Multiple myeloma is a blood cancer affecting plasma cells, which results in compromised immunity and bone/kidney problems. The National Cancer Institute predicts 32,370 new cases and 12,830 multiple myeloma deaths will occur in the United States in 2020. 

The FDA approved the drug, in combination with pomalidomide and dexamethasone, for the treatment of patients with multiple myeloma who have received at least two prior therapies, including lenalidomide and a proteasome inhibitor.

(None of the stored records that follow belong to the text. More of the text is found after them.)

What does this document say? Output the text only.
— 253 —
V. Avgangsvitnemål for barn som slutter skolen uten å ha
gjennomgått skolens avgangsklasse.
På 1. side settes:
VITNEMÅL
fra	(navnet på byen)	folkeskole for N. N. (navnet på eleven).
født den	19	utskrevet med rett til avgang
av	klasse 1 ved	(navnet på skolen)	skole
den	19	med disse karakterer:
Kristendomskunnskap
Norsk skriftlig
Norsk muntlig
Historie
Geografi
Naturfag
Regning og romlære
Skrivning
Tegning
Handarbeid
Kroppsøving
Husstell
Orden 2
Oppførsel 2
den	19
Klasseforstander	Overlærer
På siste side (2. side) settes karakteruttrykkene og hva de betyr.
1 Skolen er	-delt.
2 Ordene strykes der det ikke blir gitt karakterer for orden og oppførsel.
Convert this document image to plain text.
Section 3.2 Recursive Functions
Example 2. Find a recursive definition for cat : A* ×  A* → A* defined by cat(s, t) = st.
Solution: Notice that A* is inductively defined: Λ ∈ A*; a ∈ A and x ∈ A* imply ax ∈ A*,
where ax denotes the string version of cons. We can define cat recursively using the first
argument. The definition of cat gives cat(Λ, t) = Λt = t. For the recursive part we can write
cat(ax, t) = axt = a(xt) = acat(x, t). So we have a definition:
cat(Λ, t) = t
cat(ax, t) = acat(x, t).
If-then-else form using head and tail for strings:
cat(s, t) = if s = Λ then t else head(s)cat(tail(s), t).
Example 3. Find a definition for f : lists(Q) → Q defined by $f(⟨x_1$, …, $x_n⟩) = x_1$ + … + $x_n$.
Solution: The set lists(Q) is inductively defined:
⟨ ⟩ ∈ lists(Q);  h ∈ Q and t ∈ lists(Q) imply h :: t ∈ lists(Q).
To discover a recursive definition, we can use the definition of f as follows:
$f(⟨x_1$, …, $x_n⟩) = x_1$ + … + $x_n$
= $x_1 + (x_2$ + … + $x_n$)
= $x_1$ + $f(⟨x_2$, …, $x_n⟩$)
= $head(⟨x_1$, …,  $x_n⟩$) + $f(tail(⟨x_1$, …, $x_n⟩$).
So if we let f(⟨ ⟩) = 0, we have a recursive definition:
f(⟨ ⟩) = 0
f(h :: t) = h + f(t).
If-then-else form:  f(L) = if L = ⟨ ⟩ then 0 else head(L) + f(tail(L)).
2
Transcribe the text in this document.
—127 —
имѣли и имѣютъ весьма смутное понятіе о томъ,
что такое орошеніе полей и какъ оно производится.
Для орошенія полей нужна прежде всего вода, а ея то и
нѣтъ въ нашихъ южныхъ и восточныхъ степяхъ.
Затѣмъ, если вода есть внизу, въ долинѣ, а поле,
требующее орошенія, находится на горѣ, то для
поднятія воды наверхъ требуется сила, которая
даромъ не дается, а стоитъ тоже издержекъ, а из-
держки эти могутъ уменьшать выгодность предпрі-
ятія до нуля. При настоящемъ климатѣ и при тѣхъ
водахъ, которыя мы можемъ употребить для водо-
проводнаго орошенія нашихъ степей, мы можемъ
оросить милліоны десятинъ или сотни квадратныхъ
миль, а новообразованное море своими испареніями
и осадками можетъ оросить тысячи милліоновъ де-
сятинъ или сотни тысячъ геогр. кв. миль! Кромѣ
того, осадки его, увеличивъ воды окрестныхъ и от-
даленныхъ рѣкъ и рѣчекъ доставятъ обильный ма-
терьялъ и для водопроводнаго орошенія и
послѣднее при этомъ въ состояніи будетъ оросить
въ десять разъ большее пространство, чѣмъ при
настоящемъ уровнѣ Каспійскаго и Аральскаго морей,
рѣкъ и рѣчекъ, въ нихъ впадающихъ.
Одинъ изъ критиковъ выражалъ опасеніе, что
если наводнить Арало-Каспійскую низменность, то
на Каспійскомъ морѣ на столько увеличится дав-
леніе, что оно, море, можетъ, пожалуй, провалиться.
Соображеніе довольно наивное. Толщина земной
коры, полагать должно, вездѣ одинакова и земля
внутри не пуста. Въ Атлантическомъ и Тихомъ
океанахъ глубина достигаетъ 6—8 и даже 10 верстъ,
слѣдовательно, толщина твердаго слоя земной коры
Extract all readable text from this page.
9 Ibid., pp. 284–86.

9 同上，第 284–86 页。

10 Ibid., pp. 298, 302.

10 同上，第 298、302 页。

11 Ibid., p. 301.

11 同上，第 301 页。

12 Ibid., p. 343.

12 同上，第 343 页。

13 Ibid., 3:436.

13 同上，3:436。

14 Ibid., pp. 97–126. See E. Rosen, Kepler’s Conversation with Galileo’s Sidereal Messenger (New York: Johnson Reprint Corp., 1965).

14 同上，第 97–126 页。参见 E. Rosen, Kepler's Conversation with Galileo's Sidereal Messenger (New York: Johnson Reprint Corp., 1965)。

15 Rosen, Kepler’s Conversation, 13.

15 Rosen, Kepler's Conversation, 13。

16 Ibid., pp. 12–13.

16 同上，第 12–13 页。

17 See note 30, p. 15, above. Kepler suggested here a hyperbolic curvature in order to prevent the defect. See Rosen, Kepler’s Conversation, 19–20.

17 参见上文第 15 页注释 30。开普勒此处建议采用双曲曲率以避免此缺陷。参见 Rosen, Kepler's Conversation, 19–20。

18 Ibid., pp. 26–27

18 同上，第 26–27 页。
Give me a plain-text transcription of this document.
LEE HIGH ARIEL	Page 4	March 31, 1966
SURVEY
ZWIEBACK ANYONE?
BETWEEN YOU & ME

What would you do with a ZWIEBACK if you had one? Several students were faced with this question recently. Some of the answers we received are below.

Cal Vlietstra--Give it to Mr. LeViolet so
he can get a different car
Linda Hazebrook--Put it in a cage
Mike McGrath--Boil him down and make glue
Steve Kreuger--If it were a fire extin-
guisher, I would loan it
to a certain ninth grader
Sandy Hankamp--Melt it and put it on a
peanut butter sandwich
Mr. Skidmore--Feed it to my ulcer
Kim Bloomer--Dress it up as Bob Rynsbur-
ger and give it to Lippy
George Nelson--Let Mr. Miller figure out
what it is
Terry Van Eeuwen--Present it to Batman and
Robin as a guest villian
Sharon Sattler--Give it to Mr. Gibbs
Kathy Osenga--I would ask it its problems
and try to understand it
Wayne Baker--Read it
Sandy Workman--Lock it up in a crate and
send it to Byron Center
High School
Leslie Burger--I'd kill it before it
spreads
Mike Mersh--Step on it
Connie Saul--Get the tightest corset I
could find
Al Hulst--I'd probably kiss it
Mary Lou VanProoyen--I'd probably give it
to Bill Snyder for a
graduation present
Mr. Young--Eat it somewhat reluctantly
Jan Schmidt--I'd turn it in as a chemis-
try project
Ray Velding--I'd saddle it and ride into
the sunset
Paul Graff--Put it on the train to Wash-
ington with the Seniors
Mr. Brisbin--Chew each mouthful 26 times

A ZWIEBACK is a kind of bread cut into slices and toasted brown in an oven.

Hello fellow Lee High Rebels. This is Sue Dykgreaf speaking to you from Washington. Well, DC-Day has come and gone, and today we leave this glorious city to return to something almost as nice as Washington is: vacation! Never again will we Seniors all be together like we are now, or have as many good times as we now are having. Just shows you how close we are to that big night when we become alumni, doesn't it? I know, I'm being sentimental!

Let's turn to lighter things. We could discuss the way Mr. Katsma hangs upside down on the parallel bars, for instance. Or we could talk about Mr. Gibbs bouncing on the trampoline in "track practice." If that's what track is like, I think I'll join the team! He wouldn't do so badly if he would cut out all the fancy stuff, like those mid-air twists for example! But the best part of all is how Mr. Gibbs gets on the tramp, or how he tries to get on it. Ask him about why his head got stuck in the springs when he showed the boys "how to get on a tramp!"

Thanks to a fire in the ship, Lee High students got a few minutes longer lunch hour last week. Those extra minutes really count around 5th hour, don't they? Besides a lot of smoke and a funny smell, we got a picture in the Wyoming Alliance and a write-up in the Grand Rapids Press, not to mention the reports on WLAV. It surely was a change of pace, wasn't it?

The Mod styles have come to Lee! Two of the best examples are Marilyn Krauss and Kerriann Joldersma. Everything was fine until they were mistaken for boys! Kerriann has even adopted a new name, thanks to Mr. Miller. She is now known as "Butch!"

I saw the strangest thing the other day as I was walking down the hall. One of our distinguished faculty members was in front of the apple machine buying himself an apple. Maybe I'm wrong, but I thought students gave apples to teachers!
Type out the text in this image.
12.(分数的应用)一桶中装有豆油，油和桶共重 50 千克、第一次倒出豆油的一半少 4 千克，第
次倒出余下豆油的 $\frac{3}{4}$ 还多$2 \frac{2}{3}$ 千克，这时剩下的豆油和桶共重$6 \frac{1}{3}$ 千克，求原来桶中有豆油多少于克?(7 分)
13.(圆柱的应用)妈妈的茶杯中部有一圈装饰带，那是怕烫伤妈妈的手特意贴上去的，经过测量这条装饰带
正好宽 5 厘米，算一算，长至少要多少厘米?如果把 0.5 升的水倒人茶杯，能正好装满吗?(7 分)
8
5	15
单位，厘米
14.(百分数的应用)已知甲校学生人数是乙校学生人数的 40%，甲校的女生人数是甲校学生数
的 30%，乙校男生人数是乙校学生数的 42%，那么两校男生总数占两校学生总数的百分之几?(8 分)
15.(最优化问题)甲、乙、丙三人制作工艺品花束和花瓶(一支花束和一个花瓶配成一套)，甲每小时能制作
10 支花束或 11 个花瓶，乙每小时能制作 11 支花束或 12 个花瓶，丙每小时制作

This CD38-directed cytolytic antibody empowers the immune system to attack multiple myeloma cancer cells.

FDA approval of Sarclisa was based on a clinical trial that included 307 patients with relapsed/refractory multiple myeloma who had failed two prior therapies. Half of the patients in the trial were administered isatuximab-irfc plus pomalidomide and low-dose dexamethasone, while the other half received only pomalidomide and low-dose dexamethasone.

Those receiving the experimental agent had a 40% lower risk of disease progression or death. Furthermore, the ORR in the experimental group was 60.4% compared with that of 35.3% in the control group.

Frequent side effects of the drug include neutropenia, pneumonia, infusion-related reactions, upper respiratory tract infection, anemia, diarrhea, lymphopenia, and thrombocytopenia. Neutropenia can be severe, thus blood counts should be monitored. Clinicians should also be on the lookout for IV infusion-related reactions as well as second primary malignancies, a higher frequency of which were observed in patients taking isatuximab-irfc during clinical trials.

Interestingly, this drug may also interfere with certain blood assays, including antibody screening for blood transfusion as well as M-protein monitoring, which is used to assess complete response. So, patients should be typed and screened before starting therapy.

As is the case with other biologics, isatuximab-irfc is contraindicated in patients with severe hypersensitivity to it.

“Targeting cells has led to the development of important oncology treatments,” said Dr. Pazdur in an FDA release. “While there is no cure for multiple myeloma, Sarclisa is now another CD38-directed treatment option added to the list of FDA-approved treatments of patients with multiple myeloma who have progressive disease after previous therapies.”